# Rolle in der Softwareentwicklung



## Alibi086 (31. Jan 2012)

Hallo zusammen !

Kann mir vielleicht jemand von sagen, was genau es zu bedeuten hat, wenn eine Person bei einem Arbeitgeber eine bestimmte Rolle im Rahmen der Softareentwicklung einnehmen soll!?
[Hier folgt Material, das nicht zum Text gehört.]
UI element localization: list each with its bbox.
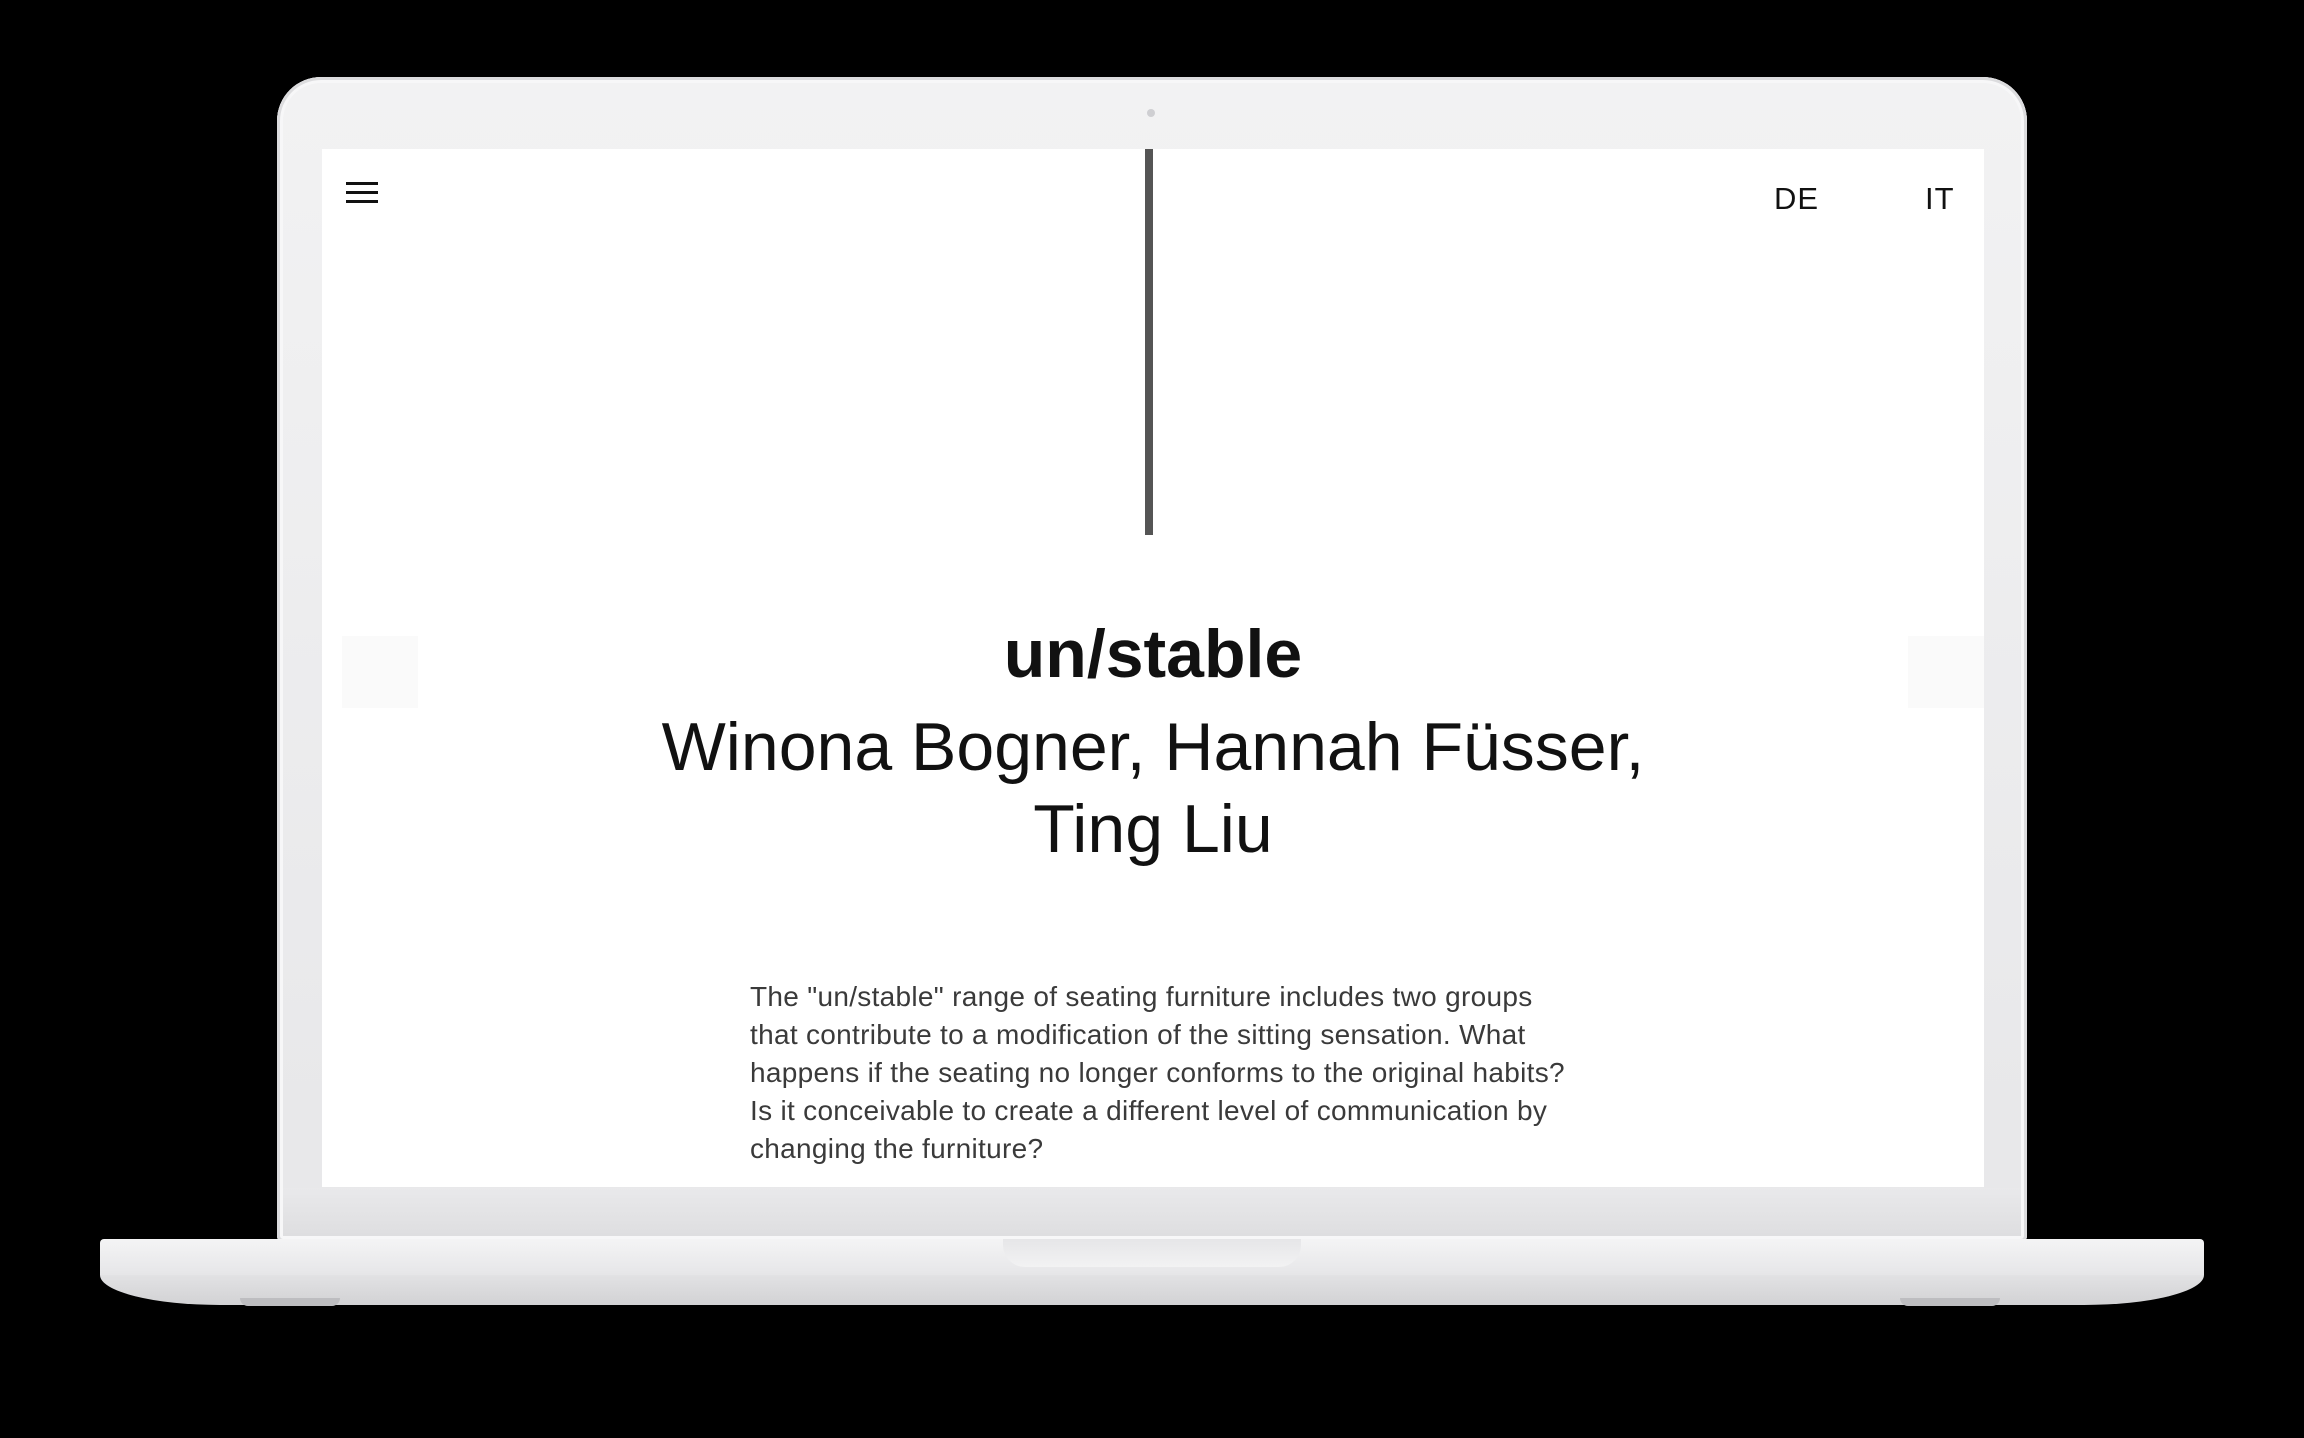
menu-line: [346, 182, 378, 185]
laptop-screen: DE IT un/stable Winona Bogner, Hannah Fü…: [322, 149, 1984, 1187]
device-mockup: DE IT un/stable Winona Bogner, Hannah Fü…: [0, 0, 2304, 1438]
menu-line: [346, 191, 378, 194]
language-de-link[interactable]: DE: [1774, 181, 1819, 217]
project-title: un/stable: [1003, 616, 1303, 692]
language-it-link[interactable]: IT: [1925, 181, 1955, 217]
vertical-divider: [1145, 149, 1153, 535]
laptop-foot-left: [240, 1298, 340, 1306]
project-authors: Winona Bogner, Hannah Füsser, Ting Liu: [453, 706, 1853, 870]
laptop-opening-notch: [1003, 1239, 1301, 1267]
laptop-foot-right: [1900, 1298, 2000, 1306]
authors-line-2: Ting Liu: [1033, 791, 1273, 867]
laptop-bezel-bottom: [283, 1188, 2021, 1236]
project-description: The "un/stable" range of seating furnitu…: [750, 981, 1565, 1164]
menu-line: [346, 200, 378, 203]
hamburger-menu-icon[interactable]: [346, 179, 380, 207]
authors-line-1: Winona Bogner, Hannah Füsser,: [661, 709, 1645, 785]
webcam-dot: [1147, 109, 1155, 117]
laptop-base-lower: [100, 1275, 2204, 1305]
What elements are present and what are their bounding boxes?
Also was genau ist hier mit dem Begriff Rolle konkret gemeint?

Grüße
Felix


----------



## Marcinek (31. Jan 2012)

Systematische Softwareentwicklung - Rollen

Die sollten echt mal Google fixen. Unfassbar. Schon den ganzen Tag kaputt!


----------



## Fab1 (31. Jan 2012)

Das diese Person nur für einen bestimmten teil der Anwendung zuständig ist. Was das konkret ist musst du beim Arbeitgeber nachfragen dass kann dir hier keiner sagen.
Schau mal hier:
Softwaretechnik ? Wikipedia

und dann Teilgebiete denke sowas ist damit gemeint.


----------



## Landei (31. Jan 2012)

Was mit "Rolle" gemeint ist, kann dir nur der Arbeitgeber sagen:

- Oft gibt es eine funktionale Aufteilung, also z.B. Frontend (Clients, Web-Oberfläche,...) vs. Backend (Application Server, Business-Modell, DB-Anbindung...)
- Es kann eine prozessorientierte Aufteilung geben: Projekt-Entwickler vs. Bug-Fixer vs Tester/QA
- Es kann auch eine hierarchische Rollenverteilung geben: Architekten/Designer vs Senior Programmer vs Code Monkey

Im richtigen Leben ist das alles meist mit mehr oder weniger Gewichtung miteinander vermixt


----------